Pantagruel en l’isle des Célestins

Pastiches de Jean Gaulmier (Beyrouth, 1942)
À la manière de Rabelais…

Revue de la France LibreLe quart jour après avoir quitté païs hitlerois et avoir laissé à senestre les champs Mussoliniens, arrivasmes en veue d’une isle qu’on nommoit isles des Célestins ou de la Grande Grille.
Soubdain que feurent nos ancres jetées, aperçumes au port plusieurs trirêmes, ramberges, gallions et liburnicques, tous chargés de moines Jacobins, Capucins, Augustins, Bernardins, Jésuites, Maristes, Lazaristes, et aultres saints religieux, chantans à pleine gorge laudes à l’unicque, au macrobe, au potestat chenu de l’endroict, lequel leur avoit restitué fabveurs et privilèges dont feurent longtemps privés.
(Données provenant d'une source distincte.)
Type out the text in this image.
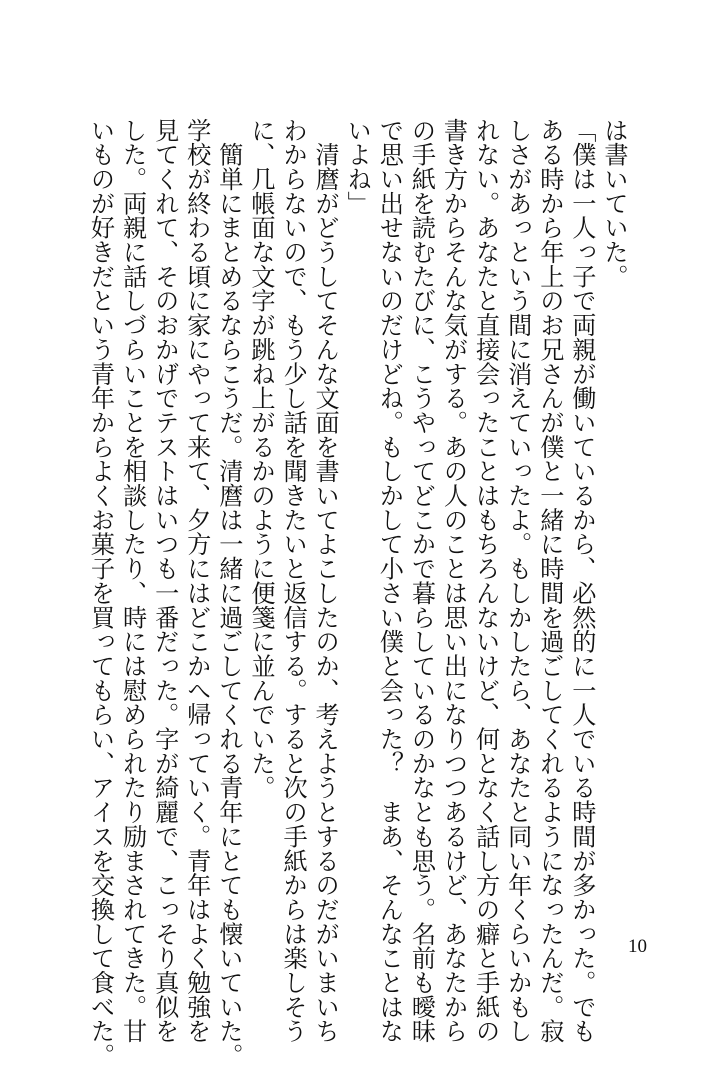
は書いていた。
「僕は一人っ子で両親が働いているから、必然的に一人でいる時間が多かった。でも
ある時から年上のお兄さんが僕と一緒に時間を過ごしてくれるようになったんだ。寂
しさがあっという間に消えていったよ。もしかしたら、あなたと同い年くらいかもし
れない。あなたと直接会ったことはもちろんないけど、何となく話し方の癖と手紙の
書き方からそんな気がする。あの人のことは思い出になりつつあるけど、あなたから
の手紙を読むたびに、こうやってどこかで暮らしているのかなとも思う。名前も曖昧
で思い出せないのだけどね。もしかして小さい僕と会った？　まあ、そんなことはな
いよね」
　清麿がどうしてそんな文面を書いてよこしたのか、考えようとするのだがいまいち
わからないので、もう少し話を聞きたいと返信する。すると次の手紙からは楽しそう
に、几帳面な文字が跳ね上がるかのように便箋に並んでいた。
　簡単にまとめるならこうだ。清麿は一緒に過ごしてくれる青年にとても懐いていた。
学校が終わる頃に家にやって来て、夕方にはどこかへ帰っていく。青年はよく勉強を
見てくれて、そのおかげでテストはいつも一番だった。字が綺麗で、こっそり真似を
した。両親に話しづらいことを相談したり、時には慰められたり励まされてきた。甘
いものが好きだという青年からよくお菓子を買ってもらい、アイスを交換して食べた。	10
Pantagruel, espovanté des cris qu’ils poussoient, voulut reprendre la mer. Mais Panurge se trouvoit encore fatigué de la tempeste, frère Jan désiroit savoir plus amplement la cause de cette joye moiniale, Epistemon et Ponacratès estoient curieux de visiter la capitale de cette isle, la ville bien munie de Vichi de laquelle parla Julius Coesar, lorsqu’il dist au sénat: Veni, vidi, Vichi.
Adoncques descendismes à terre et entrasmes en ung cabaret pour quelque peu nous refreschir. Céans, nous l’eurent servies grandes tasses du vin de ce païs qui ressembloit plustot à de l’eau picquante et médiocre qu’à purée septembrale.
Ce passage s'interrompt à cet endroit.